Fui a dois jogos do Rubin, mas não dei muita sorte. No primeiro, uma sonora goleada de 4 a 0 para o Spartak e, no segundo, um empate em 1 a 1 contra o Lokomotiv.

Por sinal, este último jogo marcou a inauguração da Arena Kazan – um estádio lindo, com capacidade para 43 mil torcedores e que será um dos palcos da Copa 2018.

Tudo funcionou de modo impecável: a segurança para entrar no estádio é digna de um aeroporto internacional; o estacionamento, amplo, os banheiros, limpos e vários bares dão conta da alimentação da torcida (desde pipoca e chocolate até sushis!).

Funcionamento da Arena Kazan é impecável, de acordo com doutorando, e serve "de pipoca a sushi" Foto: arquivo pessoal

O ingresso não foi caro - para ver o jogo na arquibancada inferior, próximo aos jogadores, paguei 300 rublos, algo em torno de 20 reais. Foi muito engraçado andar pelas dependências da Arena e ser reconhecido pelos torcedores: “Ei, você é o brasileiro que torce pro Rubin! Posso tirar uma foto com você?”.

Minha experiência como torcedor na Rússia ainda não acabou. Ainda verei Rubin contra CSKA e a estreia do Ak Bars na liga de hóquei. Também estive em Naberejnie Tchelni para rever os amigos e assisti a um jogo do Kamaz pela terceira divisão do campeonato russo. Após ser reconhecido como brasileiro, ganhei flâmulas do clube, camisa da torcida e o ingresso.

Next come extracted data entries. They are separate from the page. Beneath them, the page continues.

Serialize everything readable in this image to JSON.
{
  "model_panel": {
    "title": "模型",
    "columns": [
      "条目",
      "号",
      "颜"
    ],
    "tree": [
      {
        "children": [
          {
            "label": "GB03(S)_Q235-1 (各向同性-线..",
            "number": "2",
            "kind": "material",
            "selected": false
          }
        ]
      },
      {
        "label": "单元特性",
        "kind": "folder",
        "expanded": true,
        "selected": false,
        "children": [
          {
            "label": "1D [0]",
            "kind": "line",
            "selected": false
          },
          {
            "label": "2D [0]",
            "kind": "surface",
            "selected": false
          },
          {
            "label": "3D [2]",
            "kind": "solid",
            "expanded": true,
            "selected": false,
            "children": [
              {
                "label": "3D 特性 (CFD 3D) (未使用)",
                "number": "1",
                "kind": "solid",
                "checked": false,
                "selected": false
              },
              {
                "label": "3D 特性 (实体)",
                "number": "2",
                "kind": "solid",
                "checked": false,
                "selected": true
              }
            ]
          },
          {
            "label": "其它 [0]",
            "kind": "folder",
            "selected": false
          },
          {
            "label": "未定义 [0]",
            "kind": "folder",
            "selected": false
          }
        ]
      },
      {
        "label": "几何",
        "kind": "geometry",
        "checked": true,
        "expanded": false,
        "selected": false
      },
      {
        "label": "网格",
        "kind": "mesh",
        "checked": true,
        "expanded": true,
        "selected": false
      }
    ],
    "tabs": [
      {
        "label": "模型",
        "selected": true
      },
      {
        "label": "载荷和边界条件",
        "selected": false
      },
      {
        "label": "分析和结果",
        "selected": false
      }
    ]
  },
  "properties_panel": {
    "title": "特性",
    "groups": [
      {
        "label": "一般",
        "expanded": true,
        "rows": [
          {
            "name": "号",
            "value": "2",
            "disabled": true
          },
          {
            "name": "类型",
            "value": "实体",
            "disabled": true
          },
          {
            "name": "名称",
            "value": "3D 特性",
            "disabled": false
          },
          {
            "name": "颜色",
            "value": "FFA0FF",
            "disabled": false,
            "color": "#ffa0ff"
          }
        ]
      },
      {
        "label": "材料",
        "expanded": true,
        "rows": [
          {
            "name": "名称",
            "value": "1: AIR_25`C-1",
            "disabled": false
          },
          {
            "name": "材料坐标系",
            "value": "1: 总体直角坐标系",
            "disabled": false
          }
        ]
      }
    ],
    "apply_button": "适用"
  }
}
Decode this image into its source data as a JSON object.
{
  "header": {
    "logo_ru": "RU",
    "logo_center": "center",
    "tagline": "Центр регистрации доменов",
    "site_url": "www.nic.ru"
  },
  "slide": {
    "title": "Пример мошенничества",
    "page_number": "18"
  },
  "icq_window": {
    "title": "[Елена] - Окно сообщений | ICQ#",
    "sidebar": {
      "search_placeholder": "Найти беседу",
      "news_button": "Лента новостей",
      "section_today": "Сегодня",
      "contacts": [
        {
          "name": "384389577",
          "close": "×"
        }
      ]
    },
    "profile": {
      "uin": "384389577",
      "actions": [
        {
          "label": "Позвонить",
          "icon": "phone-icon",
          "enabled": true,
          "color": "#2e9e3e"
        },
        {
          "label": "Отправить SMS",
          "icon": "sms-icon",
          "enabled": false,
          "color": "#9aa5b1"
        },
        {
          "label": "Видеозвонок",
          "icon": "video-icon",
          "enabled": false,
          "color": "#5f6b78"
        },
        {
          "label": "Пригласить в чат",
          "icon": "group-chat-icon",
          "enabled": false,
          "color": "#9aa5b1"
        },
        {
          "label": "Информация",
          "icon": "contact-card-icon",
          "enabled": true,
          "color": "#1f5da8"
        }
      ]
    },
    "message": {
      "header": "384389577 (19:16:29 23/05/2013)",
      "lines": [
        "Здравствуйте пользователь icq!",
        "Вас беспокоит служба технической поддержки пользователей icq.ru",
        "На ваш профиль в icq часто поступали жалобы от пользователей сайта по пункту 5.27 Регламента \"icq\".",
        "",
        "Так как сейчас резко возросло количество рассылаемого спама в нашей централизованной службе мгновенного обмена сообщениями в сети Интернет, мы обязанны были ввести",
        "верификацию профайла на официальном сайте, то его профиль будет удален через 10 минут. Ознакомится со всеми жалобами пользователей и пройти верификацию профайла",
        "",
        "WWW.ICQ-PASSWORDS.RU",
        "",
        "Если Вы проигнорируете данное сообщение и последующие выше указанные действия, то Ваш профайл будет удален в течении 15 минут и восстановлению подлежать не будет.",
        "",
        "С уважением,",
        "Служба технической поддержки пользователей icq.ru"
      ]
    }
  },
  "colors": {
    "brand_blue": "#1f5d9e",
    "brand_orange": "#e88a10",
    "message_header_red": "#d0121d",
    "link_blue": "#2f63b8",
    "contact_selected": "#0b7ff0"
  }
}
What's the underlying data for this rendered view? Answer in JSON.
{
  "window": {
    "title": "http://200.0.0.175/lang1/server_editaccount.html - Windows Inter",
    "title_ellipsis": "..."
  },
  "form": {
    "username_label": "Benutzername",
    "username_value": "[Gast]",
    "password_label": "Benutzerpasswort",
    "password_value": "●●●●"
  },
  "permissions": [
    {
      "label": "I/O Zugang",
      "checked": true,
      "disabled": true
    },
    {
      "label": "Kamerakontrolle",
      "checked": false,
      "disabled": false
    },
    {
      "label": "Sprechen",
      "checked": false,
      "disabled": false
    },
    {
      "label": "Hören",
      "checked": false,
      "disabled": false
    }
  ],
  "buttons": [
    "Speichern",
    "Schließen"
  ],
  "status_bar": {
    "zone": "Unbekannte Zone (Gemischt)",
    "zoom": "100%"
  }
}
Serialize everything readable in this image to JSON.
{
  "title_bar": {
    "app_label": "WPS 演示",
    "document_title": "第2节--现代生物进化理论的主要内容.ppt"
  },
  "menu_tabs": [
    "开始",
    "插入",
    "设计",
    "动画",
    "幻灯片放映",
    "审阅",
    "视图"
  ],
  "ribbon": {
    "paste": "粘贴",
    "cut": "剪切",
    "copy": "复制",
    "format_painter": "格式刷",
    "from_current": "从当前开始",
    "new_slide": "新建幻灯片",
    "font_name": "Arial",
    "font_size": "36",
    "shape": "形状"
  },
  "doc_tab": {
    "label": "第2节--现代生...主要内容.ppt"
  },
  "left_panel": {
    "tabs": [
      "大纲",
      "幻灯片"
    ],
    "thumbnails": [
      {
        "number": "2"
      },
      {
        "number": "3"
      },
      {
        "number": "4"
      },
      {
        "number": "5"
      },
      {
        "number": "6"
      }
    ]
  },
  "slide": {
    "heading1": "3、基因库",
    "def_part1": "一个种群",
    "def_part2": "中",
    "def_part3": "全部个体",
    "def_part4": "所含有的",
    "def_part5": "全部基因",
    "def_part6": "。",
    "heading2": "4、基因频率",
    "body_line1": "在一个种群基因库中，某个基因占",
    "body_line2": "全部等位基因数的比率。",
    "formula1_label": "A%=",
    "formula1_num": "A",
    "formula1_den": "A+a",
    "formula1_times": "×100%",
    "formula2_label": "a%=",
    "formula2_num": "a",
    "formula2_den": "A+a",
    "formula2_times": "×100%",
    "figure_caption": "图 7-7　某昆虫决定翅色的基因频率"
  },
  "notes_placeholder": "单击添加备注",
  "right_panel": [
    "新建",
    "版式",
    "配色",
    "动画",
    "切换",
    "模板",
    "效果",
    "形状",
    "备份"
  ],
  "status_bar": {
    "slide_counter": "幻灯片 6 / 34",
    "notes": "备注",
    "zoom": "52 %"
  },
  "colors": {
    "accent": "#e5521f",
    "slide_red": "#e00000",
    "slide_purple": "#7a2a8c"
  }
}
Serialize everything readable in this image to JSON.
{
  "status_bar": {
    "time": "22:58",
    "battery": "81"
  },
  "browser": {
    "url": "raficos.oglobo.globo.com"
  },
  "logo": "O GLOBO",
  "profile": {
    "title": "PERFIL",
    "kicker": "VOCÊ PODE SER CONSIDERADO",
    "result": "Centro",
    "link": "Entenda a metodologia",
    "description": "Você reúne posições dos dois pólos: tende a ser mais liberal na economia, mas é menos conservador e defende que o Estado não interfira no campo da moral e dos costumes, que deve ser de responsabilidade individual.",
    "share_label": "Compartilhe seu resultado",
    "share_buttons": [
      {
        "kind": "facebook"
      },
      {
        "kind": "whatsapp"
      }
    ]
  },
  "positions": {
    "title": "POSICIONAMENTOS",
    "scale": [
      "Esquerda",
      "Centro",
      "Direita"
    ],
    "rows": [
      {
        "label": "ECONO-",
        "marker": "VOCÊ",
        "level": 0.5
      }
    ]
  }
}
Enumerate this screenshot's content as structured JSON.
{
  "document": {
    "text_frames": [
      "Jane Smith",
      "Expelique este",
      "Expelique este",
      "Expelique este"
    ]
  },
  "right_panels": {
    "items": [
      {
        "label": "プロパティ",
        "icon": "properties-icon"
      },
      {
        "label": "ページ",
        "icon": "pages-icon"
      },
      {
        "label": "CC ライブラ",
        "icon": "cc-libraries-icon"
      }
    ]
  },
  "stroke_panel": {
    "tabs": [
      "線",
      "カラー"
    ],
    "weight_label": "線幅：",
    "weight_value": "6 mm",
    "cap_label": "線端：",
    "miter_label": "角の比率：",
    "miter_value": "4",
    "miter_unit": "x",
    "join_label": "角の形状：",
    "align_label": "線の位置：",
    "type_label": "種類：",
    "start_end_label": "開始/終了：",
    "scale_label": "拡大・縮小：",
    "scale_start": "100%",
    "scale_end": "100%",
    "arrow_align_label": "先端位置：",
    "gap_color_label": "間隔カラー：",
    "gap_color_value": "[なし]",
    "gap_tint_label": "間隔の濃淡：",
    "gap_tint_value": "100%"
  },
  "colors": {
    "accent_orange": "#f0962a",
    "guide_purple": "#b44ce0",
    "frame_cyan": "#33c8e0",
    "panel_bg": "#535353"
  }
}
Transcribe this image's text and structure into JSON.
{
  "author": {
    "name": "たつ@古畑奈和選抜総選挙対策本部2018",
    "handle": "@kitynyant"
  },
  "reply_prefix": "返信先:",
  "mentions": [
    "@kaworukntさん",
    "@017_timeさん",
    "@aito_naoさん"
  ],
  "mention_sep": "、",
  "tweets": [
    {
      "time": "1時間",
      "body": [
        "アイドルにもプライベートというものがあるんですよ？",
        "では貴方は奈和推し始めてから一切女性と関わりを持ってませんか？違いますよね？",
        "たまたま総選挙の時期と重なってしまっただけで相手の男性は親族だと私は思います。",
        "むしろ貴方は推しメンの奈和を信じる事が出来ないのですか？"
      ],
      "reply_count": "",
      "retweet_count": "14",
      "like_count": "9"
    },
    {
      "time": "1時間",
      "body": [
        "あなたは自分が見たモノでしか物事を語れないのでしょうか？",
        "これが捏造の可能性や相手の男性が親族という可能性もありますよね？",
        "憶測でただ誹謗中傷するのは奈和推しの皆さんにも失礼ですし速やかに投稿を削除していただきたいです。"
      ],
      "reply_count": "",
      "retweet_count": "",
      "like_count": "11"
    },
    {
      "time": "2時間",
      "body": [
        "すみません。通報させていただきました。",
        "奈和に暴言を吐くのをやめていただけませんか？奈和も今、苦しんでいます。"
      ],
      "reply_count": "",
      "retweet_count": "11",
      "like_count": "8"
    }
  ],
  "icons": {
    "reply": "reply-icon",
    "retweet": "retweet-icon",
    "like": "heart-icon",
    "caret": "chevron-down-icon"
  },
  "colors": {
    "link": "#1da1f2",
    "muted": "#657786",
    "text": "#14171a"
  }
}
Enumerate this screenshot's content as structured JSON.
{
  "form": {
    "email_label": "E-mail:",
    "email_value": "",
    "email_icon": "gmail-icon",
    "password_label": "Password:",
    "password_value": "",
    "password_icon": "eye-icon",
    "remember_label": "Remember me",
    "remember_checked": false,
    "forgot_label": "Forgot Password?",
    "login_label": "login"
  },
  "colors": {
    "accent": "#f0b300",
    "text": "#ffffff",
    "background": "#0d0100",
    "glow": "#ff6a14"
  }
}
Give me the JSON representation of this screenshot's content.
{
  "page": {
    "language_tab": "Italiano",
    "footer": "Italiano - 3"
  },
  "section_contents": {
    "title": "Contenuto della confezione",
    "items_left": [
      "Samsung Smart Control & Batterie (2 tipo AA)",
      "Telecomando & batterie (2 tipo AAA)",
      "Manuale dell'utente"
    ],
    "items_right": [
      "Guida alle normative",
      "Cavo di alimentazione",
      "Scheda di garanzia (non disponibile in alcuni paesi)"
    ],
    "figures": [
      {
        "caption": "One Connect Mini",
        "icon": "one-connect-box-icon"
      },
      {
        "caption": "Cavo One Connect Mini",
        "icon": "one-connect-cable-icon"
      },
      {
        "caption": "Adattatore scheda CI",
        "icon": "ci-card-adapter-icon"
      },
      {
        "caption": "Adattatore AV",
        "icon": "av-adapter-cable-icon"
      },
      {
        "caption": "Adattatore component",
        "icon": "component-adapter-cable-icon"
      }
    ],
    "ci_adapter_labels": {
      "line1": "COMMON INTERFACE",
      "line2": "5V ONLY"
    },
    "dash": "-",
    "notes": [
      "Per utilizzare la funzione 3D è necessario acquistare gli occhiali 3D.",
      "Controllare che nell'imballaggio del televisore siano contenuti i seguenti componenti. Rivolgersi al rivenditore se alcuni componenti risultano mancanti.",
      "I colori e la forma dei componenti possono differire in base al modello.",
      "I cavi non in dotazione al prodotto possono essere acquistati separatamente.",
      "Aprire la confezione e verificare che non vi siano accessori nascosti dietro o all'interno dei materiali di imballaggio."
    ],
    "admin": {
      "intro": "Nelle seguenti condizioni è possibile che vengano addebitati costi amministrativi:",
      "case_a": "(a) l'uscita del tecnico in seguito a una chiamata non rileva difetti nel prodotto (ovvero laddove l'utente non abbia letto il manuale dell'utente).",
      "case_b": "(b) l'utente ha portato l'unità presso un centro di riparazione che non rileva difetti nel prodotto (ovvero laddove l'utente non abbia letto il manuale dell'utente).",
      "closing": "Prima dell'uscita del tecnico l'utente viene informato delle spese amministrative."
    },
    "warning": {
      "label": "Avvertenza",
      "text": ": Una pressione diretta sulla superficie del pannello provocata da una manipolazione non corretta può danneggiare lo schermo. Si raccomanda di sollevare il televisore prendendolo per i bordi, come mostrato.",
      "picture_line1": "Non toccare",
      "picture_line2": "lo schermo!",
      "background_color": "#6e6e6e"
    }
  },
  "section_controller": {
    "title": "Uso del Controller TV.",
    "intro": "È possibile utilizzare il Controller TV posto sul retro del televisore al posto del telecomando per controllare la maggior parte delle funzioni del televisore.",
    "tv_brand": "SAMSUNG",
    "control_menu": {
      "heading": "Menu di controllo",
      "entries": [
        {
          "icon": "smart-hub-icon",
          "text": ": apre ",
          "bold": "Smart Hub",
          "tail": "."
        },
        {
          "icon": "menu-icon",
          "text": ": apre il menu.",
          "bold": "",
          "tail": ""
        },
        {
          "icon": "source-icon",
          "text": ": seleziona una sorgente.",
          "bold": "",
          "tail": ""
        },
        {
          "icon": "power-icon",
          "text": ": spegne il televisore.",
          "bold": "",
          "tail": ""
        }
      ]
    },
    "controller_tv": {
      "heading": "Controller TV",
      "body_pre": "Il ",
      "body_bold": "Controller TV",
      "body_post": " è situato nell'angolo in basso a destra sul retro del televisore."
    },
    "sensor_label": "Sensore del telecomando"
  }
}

Por fim, quero sublinhar que os russos amam o futebol. Os estádios estão sempre cheios (na primeira divisão, pelo menos) e eles cantam o jogo inteiro! Também possuem um imenso respeito pelo nosso futebol e carinho pelo povo brasileiro.

A Copa 2018 vem aí e a Rússia, certamente, estará bem preparada para receber todo o mundo.